Namun, isu terbesar dalam agenda tersebut adalah dorongan yang dipimpin oleh AS untuk menjalin hubungan diplomatik antara musuh lama Israel dan Arab Saudi, menjadi inti dari negosiasi kompleks yang lebih luas serta melibatkan jaminan keamanan AS dan bantuan nuklir sipil yang diminta oleh Riyadh serta konsesi Israel kepada Palestina.

"Saya pikir di bawah kepemimpinan Anda, Bapak Presiden, kita dapat menjalin perdamaian bersejarah antara Israel dan Arab Saudi," kata Netanyahu. Dia mengatakan "perdamaian seperti itu akan sangat membantu untuk memajukan akhir konflik Arab-Israel, mencapai rekonsiliasi antara dunia Islam dan negara Yahudi, serta memajukan perdamaian sejati antara Israel dan Palestina."

Netanyahu mengatakan bahwa mereka dapat bekerja sama untuk membuat sejarah.

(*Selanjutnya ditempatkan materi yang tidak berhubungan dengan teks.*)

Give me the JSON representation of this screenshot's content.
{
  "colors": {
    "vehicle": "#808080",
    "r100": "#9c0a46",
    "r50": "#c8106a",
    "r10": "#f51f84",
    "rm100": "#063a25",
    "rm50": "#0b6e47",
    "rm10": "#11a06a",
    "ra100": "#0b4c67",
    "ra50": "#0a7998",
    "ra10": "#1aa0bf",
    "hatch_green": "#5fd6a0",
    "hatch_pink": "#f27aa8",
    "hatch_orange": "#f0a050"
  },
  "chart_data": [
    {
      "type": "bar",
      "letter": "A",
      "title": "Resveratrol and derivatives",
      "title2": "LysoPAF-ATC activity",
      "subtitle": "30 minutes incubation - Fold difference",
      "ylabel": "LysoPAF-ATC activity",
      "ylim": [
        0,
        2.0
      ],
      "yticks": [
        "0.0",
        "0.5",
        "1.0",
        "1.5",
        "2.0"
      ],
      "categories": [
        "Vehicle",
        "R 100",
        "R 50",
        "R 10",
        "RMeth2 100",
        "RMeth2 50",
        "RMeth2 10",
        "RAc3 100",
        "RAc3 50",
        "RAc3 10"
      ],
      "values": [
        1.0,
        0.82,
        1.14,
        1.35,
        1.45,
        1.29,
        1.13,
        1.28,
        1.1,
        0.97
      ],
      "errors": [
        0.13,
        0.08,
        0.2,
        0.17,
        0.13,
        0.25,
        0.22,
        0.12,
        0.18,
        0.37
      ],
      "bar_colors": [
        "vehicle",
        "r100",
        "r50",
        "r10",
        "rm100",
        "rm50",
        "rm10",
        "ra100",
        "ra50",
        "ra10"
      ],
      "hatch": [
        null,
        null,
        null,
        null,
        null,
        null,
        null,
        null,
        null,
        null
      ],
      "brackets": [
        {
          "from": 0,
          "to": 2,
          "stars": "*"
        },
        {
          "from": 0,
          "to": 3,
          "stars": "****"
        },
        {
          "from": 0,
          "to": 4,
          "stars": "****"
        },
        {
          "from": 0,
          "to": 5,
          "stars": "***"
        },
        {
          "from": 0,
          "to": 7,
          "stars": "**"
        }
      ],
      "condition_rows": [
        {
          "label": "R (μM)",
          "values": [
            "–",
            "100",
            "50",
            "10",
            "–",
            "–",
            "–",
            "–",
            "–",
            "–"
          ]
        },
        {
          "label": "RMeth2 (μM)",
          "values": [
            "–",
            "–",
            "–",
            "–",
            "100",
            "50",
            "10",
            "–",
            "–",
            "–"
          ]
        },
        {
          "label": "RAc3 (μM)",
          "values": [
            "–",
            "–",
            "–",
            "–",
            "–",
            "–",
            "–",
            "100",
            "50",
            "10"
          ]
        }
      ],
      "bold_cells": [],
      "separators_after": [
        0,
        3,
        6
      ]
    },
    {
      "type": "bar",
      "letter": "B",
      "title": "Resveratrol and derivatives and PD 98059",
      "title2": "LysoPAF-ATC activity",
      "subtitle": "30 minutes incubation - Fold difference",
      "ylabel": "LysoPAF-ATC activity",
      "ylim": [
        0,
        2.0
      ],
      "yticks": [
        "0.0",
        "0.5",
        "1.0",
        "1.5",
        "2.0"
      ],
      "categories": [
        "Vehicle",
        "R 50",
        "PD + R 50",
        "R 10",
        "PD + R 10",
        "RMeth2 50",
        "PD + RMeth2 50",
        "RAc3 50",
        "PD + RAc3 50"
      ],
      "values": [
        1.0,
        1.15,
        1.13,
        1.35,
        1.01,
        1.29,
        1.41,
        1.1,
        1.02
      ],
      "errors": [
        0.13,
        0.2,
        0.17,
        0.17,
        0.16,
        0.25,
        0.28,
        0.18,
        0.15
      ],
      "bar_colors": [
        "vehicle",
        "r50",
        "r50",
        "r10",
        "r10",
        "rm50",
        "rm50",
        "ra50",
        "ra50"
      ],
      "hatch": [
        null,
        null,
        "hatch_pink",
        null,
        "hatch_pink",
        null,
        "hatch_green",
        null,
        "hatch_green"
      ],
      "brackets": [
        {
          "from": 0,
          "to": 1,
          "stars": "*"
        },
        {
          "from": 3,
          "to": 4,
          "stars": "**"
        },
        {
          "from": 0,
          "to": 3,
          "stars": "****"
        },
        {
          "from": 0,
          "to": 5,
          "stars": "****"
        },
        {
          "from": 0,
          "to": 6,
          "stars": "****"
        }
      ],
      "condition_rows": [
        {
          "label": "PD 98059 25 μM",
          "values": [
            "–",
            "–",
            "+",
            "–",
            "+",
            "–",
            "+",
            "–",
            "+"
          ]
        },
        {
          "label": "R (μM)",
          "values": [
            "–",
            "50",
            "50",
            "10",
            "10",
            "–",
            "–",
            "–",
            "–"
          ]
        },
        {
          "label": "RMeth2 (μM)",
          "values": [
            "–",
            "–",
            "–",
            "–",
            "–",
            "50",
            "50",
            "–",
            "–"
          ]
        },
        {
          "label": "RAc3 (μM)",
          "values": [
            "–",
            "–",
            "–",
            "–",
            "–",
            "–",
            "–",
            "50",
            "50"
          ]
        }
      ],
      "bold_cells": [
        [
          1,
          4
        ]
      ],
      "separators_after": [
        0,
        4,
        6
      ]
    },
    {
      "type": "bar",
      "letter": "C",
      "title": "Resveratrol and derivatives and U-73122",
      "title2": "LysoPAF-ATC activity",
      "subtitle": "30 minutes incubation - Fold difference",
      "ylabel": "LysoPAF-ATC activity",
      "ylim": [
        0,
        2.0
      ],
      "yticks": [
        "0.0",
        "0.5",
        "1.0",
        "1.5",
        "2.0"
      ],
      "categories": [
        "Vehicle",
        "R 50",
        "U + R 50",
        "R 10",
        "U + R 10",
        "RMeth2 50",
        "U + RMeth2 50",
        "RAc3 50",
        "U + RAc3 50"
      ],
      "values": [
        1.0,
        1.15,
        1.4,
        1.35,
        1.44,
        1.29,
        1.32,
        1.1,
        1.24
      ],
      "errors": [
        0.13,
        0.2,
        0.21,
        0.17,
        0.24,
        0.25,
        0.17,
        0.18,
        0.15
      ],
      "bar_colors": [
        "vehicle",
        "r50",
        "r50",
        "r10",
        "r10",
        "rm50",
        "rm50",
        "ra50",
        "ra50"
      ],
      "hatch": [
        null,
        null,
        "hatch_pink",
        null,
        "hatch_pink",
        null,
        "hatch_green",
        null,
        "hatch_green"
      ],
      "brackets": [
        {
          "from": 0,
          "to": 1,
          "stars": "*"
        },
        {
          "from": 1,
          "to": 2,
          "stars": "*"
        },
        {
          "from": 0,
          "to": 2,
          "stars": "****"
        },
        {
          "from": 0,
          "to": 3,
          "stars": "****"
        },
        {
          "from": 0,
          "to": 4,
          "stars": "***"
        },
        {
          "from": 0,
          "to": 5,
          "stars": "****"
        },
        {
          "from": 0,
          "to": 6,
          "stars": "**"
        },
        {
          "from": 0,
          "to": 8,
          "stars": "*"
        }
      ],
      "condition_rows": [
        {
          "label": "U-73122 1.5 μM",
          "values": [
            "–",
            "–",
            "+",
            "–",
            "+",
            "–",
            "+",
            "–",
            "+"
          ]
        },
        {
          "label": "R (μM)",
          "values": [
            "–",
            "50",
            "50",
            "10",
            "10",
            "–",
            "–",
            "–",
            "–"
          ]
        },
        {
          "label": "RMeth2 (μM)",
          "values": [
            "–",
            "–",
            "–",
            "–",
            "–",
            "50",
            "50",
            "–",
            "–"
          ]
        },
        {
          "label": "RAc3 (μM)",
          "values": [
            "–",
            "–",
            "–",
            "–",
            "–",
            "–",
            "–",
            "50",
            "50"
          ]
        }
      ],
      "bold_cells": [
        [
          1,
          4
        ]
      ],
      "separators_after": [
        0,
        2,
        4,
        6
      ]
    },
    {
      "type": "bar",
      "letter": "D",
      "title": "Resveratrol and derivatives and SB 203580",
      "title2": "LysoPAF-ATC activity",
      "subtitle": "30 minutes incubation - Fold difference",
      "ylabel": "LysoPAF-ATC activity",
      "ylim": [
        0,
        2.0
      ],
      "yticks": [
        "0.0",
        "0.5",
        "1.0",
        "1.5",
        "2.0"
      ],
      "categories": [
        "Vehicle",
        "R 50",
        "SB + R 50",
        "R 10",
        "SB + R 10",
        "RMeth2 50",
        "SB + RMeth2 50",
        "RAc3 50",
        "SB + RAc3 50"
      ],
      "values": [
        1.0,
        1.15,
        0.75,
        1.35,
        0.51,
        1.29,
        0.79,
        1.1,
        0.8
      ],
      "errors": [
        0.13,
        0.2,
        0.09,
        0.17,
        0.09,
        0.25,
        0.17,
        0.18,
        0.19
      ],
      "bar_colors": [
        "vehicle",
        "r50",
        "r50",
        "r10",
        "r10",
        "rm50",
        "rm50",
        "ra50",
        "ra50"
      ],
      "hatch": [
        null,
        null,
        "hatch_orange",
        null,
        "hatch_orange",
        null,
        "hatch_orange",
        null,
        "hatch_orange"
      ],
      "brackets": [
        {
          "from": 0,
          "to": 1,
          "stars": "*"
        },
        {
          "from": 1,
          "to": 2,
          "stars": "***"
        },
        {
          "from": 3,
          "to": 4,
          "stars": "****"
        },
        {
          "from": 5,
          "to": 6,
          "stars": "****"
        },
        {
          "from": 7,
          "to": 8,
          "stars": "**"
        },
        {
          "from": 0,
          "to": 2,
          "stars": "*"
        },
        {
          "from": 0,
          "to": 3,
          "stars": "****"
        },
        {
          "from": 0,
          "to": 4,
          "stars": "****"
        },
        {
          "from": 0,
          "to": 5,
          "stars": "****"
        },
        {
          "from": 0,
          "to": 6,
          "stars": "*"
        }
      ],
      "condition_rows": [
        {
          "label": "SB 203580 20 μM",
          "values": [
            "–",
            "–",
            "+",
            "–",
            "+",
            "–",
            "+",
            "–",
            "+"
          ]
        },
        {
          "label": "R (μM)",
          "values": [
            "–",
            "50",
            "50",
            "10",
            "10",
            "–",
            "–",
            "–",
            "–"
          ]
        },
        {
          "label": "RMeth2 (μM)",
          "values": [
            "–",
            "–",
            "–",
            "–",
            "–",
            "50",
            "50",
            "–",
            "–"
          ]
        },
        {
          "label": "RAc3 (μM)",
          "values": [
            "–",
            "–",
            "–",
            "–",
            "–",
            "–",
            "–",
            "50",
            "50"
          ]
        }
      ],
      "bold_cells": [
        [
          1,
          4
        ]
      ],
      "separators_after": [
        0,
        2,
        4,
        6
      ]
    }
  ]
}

"Bersama-sama," Biden mengulangi, mengisyaratkan komitmennya terhadap upaya normalisasi, yang menurutnya tidak terpikirkan beberapa tahun yang lalu.

Seorang pejabat senior pemerintahan Biden mengatakan kepada para wartawan setelah pertemuan tersebut bahwa sudah dipahami ada beberapa konsesi kepada Palestina yang harus menjadi bagian dari kesepakatan apa pun, tetapi tidak mengatakan apa saja konsesi tersebut.

"Masih ada jalan yang harus dilalui sebelum kita sampai di sana," kata pejabat itu.

Biden dan Netanyahu menghabiskan beberapa waktu untuk bertemu empat mata tanpa didampingi oleh penasihat, tambah pejabat tersebut.

Pembicaraan dengan Netanyahu dipandang sebagai kesempatan bagi Biden untuk memberikan pengarahan kepadanya dan mencoba melihat seberapa jauh Israel akan bersedia melakukan apa yang telah disebut sebagai penawaran besar yang potensial dapat membentuk kembali geopolitik di Timur Tengah.

Pemerintah Netanyahu telah menunjukkan sedikit kesediaan untuk memberikan konsesi besar kepada Palestina, yang dapat menyulitkan Putra Mahkota Arab Saudi, Mohammed bin Salman, untuk menyetujui normalisasi.

David Makovsky, seorang pengamat Timur Tengah yang telah lama berkecimpung di Washington Institute for Near East Policy, mencatat dalam sebuah posting di X, yang sebelumnya dikenal sebagai Twitter, bahwa pertemuan tersebut terjadi "265 hari setelah Netanyahu menjabat, jeda waktu terpanjang sejak tahun 1964."

"Potensi kesepakatan Saudi yang sangat besar membuat Biden dan Netanyahu tidak memiliki banyak pilihan selain bertemu meskipun ada perbedaan," katanya.